Question

Find the equation of a tangent of the hyperbola $4{{x}^{2}}-5{{y}^{2}}=20$ which is parallel to the line $x-y=2$ ?
(a) $x-y+9=0$ ,
(b) $x-y+7=0$ ,
(c) $x-y+1=0$ ,
(d) $x-y-3=0$ .

Answer 1

We start solving the problem by converting the given equation of hyperbola into the standard form. Using this standard form, we write the slope form of the equation of the tangents. We use the fact that the slopes of parallel lines are equal and we find the slope of the given line $x-y=2$ . We substitute the obtained slope in the slope form to get the required equation of the tangents.

Complete step-by-step answer:
According to the problem, we have the equation of the hyperbola given as $4{{x}^{2}}-5{{y}^{2}}=20$ . We need to find the tangent of the given hyperbola which is parallel to the line $x-y=2$ .
Let us draw the given information to get the better view.

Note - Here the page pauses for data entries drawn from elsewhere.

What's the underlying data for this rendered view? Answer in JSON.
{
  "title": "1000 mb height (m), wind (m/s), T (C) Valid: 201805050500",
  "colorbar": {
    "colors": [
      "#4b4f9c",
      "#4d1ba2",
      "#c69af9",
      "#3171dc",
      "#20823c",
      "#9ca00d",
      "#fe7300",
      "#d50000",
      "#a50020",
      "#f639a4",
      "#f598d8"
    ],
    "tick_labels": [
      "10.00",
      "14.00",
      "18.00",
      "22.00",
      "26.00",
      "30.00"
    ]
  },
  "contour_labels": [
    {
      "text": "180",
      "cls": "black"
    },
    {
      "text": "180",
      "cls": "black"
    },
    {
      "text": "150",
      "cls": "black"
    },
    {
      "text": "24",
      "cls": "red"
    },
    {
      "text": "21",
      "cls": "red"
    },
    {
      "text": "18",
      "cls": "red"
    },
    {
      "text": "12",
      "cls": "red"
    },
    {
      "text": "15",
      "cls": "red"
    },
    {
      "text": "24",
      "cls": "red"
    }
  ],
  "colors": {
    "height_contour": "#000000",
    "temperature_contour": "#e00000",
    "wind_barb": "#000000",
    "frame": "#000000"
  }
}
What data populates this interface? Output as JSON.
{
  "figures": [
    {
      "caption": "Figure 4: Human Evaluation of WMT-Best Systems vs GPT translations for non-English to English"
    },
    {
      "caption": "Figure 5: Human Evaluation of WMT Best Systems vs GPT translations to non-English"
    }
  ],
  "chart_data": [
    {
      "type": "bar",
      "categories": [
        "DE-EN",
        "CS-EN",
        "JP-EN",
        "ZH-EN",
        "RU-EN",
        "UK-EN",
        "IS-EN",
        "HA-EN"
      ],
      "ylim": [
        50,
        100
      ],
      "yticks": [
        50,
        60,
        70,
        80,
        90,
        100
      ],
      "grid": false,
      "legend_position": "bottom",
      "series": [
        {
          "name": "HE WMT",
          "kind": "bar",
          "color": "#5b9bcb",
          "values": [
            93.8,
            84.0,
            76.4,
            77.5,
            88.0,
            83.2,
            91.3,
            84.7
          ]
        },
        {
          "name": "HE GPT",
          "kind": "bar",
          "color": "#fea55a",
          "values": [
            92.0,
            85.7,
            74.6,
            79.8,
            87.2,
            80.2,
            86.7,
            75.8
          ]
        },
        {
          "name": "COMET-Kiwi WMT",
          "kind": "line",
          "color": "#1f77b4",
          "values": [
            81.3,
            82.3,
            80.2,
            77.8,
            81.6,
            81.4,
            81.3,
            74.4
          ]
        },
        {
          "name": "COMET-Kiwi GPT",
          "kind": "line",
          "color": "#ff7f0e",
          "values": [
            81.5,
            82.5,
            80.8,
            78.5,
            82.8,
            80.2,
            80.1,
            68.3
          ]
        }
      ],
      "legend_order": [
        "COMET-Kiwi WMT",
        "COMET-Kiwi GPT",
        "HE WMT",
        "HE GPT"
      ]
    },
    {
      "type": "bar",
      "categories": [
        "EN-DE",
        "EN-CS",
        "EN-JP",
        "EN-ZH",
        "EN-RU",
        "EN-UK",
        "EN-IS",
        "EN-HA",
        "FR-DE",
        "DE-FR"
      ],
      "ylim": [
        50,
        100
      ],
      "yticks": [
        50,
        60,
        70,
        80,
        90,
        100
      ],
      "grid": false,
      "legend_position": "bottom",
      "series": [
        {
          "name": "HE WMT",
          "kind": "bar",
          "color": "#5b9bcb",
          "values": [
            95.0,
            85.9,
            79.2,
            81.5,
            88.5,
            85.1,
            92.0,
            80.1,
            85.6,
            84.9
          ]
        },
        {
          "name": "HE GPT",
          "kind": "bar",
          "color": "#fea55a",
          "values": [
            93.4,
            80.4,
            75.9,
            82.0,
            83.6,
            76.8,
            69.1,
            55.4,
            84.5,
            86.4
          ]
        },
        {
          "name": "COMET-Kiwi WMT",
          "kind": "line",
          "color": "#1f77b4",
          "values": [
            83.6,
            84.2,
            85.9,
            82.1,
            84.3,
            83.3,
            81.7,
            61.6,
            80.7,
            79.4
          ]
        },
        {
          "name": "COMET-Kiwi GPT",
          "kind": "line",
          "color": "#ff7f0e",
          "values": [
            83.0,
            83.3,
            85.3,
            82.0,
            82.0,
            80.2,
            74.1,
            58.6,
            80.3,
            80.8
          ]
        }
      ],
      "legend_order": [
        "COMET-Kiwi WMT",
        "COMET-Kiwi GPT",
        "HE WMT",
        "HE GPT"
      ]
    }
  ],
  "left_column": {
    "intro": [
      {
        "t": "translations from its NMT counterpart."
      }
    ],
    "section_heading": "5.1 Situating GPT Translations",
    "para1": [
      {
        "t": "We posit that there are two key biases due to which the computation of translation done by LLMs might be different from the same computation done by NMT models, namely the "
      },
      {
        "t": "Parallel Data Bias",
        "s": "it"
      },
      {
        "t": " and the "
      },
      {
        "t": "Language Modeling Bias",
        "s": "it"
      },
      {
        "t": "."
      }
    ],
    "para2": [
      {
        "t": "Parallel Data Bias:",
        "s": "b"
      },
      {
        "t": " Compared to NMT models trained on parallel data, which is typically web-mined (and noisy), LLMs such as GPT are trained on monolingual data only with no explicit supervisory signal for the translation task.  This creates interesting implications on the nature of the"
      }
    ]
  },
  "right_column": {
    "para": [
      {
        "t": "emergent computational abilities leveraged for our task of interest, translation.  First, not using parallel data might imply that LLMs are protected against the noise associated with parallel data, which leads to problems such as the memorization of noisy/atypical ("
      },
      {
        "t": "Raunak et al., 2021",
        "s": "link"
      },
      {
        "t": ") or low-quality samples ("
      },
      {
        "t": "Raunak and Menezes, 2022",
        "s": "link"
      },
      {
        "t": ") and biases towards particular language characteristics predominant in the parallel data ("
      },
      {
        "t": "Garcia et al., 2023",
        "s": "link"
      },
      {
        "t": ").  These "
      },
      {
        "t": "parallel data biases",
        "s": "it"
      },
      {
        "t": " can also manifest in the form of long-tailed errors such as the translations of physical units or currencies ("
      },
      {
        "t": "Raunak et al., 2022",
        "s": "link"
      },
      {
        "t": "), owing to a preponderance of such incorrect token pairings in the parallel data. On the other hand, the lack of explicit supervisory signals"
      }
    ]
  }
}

We know that the standard form of the hyperbola is $\dfrac{{{x}^{2}}}{{{a}^{2}}}-\dfrac{{{y}^{2}}}{{{b}^{2}}}=1$ . Let us convert the given equation of hyperbola $4{{x}^{2}}-5{{y}^{2}}=20$ into the standard form.
$\Rightarrow \dfrac{4{{x}^{2}}-5{{y}^{2}}}{20}=\dfrac{20}{20}$ .
$\Rightarrow \dfrac{4{{x}^{2}}}{20}-\dfrac{5{{y}^{2}}}{20}=1$ .
$\Rightarrow \dfrac{{{x}^{2}}}{5}-\dfrac{{{y}^{2}}}{4}=1$ .
$\Rightarrow \dfrac{{{x}^{2}}}{{{\left( \sqrt{5} \right)}^{2}}}-\dfrac{{{y}^{2}}}{{{2}^{2}}}=1$.
Compared with the standard form, we get ${{a}^{2}}=5$ and ${{b}^{2}}=4$ .
We know that slope equation of the tangent of the hyperbola $\dfrac{{{x}^{2}}}{{{a}^{2}}}-\dfrac{{{y}^{2}}}{{{b}^{2}}}=1$ is given by $y=mx\pm \sqrt{{{a}^{2}}{{m}^{2}}-{{b}^{2}}}$ ---(1).
We substitute the values ${{a}^{2}}=5$ and ${{b}^{2}}=4$ in equation (1) we get the slope form of equation of tangent as $y=mx\pm \sqrt{5{{m}^{2}}-4}$ ---(2).
According to the problem, we need to find the tangent that is parallel to the line $x-y=2$ .
We know that the slopes of parallel lines are equal. So, let us find the slope of the line $x-y=2$ .
We know that slope (m) of the line $ax+by+c=0$ is defined as $m=\dfrac{-a}{b}$ .
So, we get the slope of the line $x-y=2$ is $m=\dfrac{-1}{-1}$ .
$\Rightarrow m=1$ .
Since, the slope of the tangent is equal to the slope of the line $x-y=2$ . We get the slope of the tangent as ‘1’.
Let us substitute ‘1’ in place of m in equation (1).
We get the equation of the tangent as $y=\left( 1 \right)x\pm \sqrt{5{{\left( 1 \right)}^{2}}-4}$ .
$\Rightarrow y=x\pm \sqrt{5\left( 1 \right)-4}$ .
$\Rightarrow y=x\pm \sqrt{5-4}$ .
$\Rightarrow y=x\pm \sqrt{1}$ .
$\Rightarrow y=x\pm 1$ .
$\Rightarrow x-y\pm 1=0$ .
We get the equation of the pair of tangents that is parallel to the line $x-y=2$ as $x-y\pm 1=0$ .
From the options, we can see there is an equation $x-y+1=0$ .
∴ The equation of the tangents parallel to $x-y=2$ as $x-y\pm 1=0$ .

So, the correct answer is “Option c”.

Note: We can see that the options contain only one equation of the tangent. If we are answering the multiple answer type question, we need to see whether there is another equation or not. We can also solve the problem, by taking the equation of the tangent as $x-y=k$ and substituting in the given equation of hyperbola to get the value of k.